BÖLÜM-10

374 8 1
                                    

Hepimiz sus pus olmuştuk. Derin'le birbirimize bakıyorduk. Bu neydi şimdi? Ne yapmaya çalışıyordu bu psikopat?

"Lan bu Toprak bizim 12lerdeki Toprak mı?

Egemen şaşırarak sormuştu. Maşallah ben hariç herkes tanıyordu bu psikopatı. Iyi ama Toprak böyle bir şey yapmazdı ki. Birincisi o çiçek gönderecek kadar ince biri değil, aksine teşekkürümü yok sayıp çekip gidecek kadar öküz biri. Ikincisi o bana sürtük der, salak der, küçük der her türlü hakareti eder ama prenses... Asla. Üçüncüsü ve en önemlisi o tüm gece zaten benimleydi, sabah da benimleydi, okulda bile değildi ki.

Düşüncelerimden arındığımda Batuhan'ın ters ve öfkeli bakışlarıyla karşı karşıyaydım. Açıklama yapmam gerekiyordu. Boğazımı temizledim.

"O çiçekler Toprak'tan olamaz."

'Neden' diye sorarcasına bakıyordu.

"Birincisi Toprak benden hiç hoşlanmaz hatta nefret eder, prenses demesi imkansız. Ikincisi.. Merdivenden düşme durumumu bile bilmiyor ki, siz hariç kimse bilmiyor. Annem bile"

Sesim gerçekten net ve ikna ediciydi. Ve kurtarıcı meleğim Derin devreye girdi.

"Ayrıca Toprak bugün okulda bile değildi. "

Egemen dönüp 'sen nerden biliyosun' der gibi baktığında tekrar konuştu.

"Temsilci toplantısı vardı ya, Toprak da bende kendi sınıflarımızın temsilcisiyiz . Yoklamada o yoktu, gelmemişti."

Egemen rahatlamış gibi görünüyordu. Hatta Batuhan'da. Ama o rahatlama kısa sürmüştü. Onu gönderen Toprak değilse kimdi?

Yine büyük bir sessizliğe bürünmüştük. Birbirimize bakıyor düşünüyorduk. Ama hiçbirimiz herhangi bir tahminde bulunamadık.

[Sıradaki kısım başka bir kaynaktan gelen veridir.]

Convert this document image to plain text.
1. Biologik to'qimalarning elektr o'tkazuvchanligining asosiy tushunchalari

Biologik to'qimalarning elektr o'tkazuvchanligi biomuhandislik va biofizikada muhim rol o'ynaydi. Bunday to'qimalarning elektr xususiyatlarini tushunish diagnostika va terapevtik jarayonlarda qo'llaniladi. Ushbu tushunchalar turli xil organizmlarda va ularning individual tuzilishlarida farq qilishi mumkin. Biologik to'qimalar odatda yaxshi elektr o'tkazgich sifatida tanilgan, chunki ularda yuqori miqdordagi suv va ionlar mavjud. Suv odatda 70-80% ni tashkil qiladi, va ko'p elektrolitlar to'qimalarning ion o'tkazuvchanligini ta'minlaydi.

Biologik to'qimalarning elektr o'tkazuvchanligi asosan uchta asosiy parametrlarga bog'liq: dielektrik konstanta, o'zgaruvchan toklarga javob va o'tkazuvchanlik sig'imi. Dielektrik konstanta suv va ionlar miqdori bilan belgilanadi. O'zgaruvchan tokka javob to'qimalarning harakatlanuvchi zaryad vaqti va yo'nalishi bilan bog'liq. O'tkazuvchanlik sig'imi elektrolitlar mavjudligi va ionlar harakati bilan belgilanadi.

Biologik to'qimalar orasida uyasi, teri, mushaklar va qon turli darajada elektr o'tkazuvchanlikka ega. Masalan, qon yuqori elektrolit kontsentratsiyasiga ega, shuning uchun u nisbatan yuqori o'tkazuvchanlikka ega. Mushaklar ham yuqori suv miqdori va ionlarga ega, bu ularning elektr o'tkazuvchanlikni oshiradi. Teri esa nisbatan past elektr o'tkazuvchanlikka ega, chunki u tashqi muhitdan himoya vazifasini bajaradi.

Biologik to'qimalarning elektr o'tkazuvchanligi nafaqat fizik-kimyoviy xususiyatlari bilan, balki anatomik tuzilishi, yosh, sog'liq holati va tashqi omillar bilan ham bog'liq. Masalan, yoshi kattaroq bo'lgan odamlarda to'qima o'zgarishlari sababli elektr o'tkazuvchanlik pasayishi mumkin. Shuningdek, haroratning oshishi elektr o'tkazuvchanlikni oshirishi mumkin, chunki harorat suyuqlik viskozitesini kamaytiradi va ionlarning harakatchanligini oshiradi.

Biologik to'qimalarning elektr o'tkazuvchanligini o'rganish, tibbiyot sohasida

Bir süre sonra buna bir sünger çekmeye karar verdik. Çiçeği çöpe attıktan sonra farklı konulardan muhabbet ettik. Uzun süre konuşmuş gülüşmüştük. Yemek yapıp pizza söyleme konusunda tartıltığımızda Batu ve Egemen zehirlenmek istemediklerini söyleyerek zorla pizza söyletmişti.

Pizzalarımızı yerken sessiz sinema oynamaya başlamıştık. Batuhan ve ben, Derin ve Egemen'e karşı.

Akşam boyu sessiz sinema, tabu gibi oyunlar oynayıp karaoke yaparak eğlenmiştik. Saat 11i geçtiğinde ben Batu'nun dizine, Derin Ege'nin dizine uzanmıştı. Batuhan saçımla oynuyordu. Bir yandanda Egemen ve Batu basketbol muhabbeti yapıyor bizse dinliyorduk.

Dün gecenin aksine bu gece çok mutluydum. Dünüm kabu gibiyken bu gecem rüya gibiydi. Hayat neden bu kadar dengesiz?

Batuhan beni uyandırdığında hala dizinde yatıyordum. Egemen ve Batu konuşurlarken Derin ve ben uyuyakalmıştık ve saat 2yi bulmuştu. Bizi uyandırdılar. Yukarı çıktık. Egemen ve Batuhan 2.kattaki misafir odasında karşılıklı tekli yataklarda yatacaklardı. Onlara odayı hazırlayıp Derinle çatı katına, odama çıktık. Bizde benim çift kişilik yatağımda birlikte yattık. Yatağa yatıp ışığı kapattığım an uyumuştum.

Ertesi sabah erkenden kalkmıştık. Hepimiz okula gidecektik. Bu gece bizde kalacakları belli olduğundan hazırlıklı gelmişlerdi.

Okul formalarımızı giyip hazır olduktan sonra çıktık evden. Batu ve ben, Derin ve Egemen sahil yolunda el ele yürüdük. Egemen'in sıklıkla takıldığı bir mekana girip deniz manzaramızla kahvaltımızı yaptıktan sonra okulun yolunu tuttuk.

...

Tenefüste Egemen ve Batuhan'ın basketbol oynamak için spor salonuna inmelerini fırsat bilerek Toprak'ın yanına gittim.